Last week it was the accusation that Campus Watch is part of the Zionist conspiracy to run America. This week the accusation is refined somewhat, as reported by Rami Khouri in the Daily Star, who quotes Reverend Donald Wagner, professor and director of the Center of Middle Eastern Studies at North Park University in Chicago. Wagner is a leading American supporter of efforts to persuade churches to divest from Israel. He is also a vocal supporter of various Palestinian organizations such as Sabeel, which offer variations on traditional Replacement Theology, in effect that by rejecting Jesus the Jews gave up any claim to the Holy Land, and that the Palestinians are in fact the new Jews. Coincidentally our friend Alyssa Lappen has a major article about this subject today.

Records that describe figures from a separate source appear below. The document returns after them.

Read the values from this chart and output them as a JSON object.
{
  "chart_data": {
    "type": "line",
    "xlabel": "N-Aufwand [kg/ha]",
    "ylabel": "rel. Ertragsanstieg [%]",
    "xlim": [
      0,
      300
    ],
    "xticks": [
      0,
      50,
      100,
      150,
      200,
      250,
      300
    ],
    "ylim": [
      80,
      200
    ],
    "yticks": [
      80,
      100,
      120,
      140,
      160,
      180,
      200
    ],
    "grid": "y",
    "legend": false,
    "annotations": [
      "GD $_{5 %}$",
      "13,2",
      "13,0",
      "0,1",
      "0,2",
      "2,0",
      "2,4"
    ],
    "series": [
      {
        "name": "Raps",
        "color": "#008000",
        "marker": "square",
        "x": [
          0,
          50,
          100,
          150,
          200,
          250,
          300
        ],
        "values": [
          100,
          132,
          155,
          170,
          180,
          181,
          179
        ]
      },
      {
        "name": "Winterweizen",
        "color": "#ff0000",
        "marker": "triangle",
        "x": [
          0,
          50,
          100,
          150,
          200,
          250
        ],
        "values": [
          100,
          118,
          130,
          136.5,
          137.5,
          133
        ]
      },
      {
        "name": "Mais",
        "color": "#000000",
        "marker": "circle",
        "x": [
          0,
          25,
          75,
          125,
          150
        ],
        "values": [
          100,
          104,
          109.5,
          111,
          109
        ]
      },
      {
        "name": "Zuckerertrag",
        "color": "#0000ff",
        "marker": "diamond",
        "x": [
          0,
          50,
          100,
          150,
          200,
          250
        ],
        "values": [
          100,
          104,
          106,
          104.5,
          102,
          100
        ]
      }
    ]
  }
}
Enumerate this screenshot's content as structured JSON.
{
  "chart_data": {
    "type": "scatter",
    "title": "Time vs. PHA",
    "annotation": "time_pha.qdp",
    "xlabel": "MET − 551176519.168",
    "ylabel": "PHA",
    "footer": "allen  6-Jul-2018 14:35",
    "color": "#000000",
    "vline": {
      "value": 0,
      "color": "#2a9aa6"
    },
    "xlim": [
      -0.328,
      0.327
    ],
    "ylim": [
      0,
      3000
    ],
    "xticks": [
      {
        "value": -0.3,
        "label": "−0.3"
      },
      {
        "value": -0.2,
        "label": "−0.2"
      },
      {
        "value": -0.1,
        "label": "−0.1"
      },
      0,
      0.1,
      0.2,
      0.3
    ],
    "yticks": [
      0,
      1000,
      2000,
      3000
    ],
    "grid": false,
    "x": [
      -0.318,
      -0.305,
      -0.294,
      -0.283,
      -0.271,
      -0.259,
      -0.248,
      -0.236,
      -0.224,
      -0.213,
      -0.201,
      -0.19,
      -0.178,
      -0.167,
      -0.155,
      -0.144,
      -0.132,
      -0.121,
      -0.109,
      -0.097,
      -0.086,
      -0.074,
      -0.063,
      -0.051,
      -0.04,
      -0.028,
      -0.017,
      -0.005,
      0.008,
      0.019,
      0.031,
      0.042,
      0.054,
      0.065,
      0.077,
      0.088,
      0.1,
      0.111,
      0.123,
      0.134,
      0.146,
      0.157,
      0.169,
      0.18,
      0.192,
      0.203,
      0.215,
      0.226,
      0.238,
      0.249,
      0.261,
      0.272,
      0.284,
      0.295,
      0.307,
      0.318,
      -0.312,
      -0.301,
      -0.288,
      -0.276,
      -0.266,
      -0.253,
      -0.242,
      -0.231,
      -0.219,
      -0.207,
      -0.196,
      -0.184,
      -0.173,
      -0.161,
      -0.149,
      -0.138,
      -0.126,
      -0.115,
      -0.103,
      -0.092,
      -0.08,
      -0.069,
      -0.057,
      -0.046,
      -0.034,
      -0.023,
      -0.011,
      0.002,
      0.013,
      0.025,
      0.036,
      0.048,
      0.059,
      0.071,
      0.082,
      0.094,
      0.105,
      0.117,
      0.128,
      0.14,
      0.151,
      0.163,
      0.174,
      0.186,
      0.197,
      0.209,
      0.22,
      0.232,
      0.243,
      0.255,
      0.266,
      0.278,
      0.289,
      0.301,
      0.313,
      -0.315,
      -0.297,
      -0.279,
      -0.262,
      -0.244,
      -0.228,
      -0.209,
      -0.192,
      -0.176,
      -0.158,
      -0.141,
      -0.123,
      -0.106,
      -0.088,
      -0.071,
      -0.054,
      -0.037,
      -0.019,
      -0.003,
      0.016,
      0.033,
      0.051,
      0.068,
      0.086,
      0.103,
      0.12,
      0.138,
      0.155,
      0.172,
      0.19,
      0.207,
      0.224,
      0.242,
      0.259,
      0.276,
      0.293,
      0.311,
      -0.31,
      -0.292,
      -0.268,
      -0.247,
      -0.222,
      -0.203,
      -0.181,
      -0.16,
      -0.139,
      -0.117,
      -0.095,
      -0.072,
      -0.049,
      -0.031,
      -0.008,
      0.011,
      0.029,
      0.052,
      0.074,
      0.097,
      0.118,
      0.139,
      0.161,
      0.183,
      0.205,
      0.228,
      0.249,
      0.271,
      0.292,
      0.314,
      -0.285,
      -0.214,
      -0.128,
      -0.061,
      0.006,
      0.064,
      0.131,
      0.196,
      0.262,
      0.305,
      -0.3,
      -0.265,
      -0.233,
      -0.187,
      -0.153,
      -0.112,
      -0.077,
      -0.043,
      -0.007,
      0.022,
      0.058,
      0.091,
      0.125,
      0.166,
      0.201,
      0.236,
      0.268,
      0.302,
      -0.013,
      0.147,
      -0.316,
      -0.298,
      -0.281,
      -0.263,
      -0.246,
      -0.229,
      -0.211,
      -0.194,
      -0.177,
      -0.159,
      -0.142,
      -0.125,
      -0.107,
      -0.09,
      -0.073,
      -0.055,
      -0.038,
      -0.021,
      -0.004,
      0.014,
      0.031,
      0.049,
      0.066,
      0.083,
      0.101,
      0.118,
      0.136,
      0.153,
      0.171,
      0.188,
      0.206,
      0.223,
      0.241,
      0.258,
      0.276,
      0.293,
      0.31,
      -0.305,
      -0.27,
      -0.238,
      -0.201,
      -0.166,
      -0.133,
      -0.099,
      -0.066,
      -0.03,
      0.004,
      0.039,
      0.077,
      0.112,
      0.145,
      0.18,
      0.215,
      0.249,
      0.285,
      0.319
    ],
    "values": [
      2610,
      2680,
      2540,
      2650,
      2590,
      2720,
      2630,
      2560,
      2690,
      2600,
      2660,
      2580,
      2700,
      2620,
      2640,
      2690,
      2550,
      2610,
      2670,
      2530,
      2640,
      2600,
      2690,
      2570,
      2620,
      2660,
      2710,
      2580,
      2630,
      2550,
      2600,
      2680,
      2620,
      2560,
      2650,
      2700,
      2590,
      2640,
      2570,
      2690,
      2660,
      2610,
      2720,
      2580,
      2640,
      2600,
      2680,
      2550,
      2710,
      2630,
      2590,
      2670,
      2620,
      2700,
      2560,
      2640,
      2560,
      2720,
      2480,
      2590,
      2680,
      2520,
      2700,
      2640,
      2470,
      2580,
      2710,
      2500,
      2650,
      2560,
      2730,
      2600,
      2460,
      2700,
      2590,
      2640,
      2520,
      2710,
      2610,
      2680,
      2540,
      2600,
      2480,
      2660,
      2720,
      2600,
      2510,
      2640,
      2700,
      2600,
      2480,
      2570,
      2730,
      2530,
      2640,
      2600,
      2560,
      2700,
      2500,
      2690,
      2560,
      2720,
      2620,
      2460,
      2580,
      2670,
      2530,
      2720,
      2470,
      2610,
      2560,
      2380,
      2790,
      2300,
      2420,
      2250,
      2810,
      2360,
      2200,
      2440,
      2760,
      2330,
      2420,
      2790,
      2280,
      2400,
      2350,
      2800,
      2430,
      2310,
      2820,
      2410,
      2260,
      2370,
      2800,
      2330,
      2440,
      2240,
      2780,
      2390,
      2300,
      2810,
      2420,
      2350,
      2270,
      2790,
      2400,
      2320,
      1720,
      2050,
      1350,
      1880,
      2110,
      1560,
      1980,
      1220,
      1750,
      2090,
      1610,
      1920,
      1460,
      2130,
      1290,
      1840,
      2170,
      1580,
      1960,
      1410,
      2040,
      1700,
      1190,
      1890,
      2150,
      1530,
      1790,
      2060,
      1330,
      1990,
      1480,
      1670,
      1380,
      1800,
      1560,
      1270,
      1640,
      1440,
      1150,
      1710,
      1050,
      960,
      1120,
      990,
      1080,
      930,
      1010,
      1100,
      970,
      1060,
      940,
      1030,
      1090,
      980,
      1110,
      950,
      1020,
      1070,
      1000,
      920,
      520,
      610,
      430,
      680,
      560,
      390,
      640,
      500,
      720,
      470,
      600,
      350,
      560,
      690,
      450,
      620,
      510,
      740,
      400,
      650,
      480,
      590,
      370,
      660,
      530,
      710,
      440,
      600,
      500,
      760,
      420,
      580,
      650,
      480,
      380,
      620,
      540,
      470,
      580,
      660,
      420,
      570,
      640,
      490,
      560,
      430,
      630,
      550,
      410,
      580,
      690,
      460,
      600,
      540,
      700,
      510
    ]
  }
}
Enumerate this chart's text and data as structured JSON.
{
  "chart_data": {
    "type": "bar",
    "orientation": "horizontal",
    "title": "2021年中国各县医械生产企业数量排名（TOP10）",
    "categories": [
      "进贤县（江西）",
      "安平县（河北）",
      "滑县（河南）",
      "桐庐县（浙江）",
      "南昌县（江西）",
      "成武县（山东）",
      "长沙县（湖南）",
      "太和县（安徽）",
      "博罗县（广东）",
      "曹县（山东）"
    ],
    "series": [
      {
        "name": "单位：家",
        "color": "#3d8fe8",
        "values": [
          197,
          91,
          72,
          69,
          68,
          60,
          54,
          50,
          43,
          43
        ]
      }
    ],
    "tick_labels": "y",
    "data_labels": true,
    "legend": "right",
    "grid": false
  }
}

"There seem to be two levels of the current campaign. One in general is directed against professors and Middle East studies programs by Campus Watch and similar groups, using internal and external pressure on funders to reduce any kind of pro-Palestinian or justice-oriented program calling for a two-state solution and a full Israeli withdrawal from occupied Arab lands," he said. "We felt this at our university, by local clones that copied Campus Watch, but Columbia University has been the major target of this campaign."
In Wagner's version "pro-Israeli" groups (like CW) are working along side "Christian Zionist" allies (anxious for Armageddon) to thwart "justice-related programs."
First of all, so far as I can tell there are no Protestants running around Campus Watch Central calling for the End of Days. Second of all, why should any academic program be "justice-related"? Justice is a concept dependent on empirical foundations, an adequate grasp of the facts from which informed opinions may then flow. The very idea of pedagogy being "justice-related" - while perhaps satisfying to Wagner's liberation theology - is an oxymoron. Is not neutrality and impartiality towards facts and opinions the very essence of "justice"? Or does Wagner's concept require certain conclusions to be preordained? The answer is obvious, and evidently for CW and others to offer opposition is risible and very possibly a theological affront.
What is interesting about Wagner is the self-righteous posturing of a man who has experienced multiple epiphanies regarding Israel's unique form of worldly and otherworldly injustice. The answers are self-evident precisely because they derive from his theology, and the rhetoric of education, and love, are deployed to remake the world in an appropriately "just" manner. That they also are used to excuse Wagner's allies' Judaeophobic theology is a mere side matter. It is not surprising that he blames the decline of Christian communities in Israel and the Palestinian territories on Israeli aggression and a lack of "justice."
But that this obsessiveness regarding Israel and Palestine seems in no way matched by interest in "justice" for Christians elsewhere in the Arab, Muslim or wider worlds is also not surprising. He is merely the inverse of the mythical image he projects and then lustily demonizes, Christian Zionists. And whatever their shortcomings - if indeed they exist as a coherent group and not as a broad assortment of Protestant eschatologies - other Christian evangelicals actually do take an interest in the plight of their co-religionists outside of one particular plot of real estate.
Whether or not Armageddon is upon us is a matter for others to determine. The recent failure of the Yankees, and the possible World Series bid by the White Sox, may be signs. Donald Wagner's lack of an even remotely balanced approach to the Middle East makes these portents as likely as the prophecying he laments in others.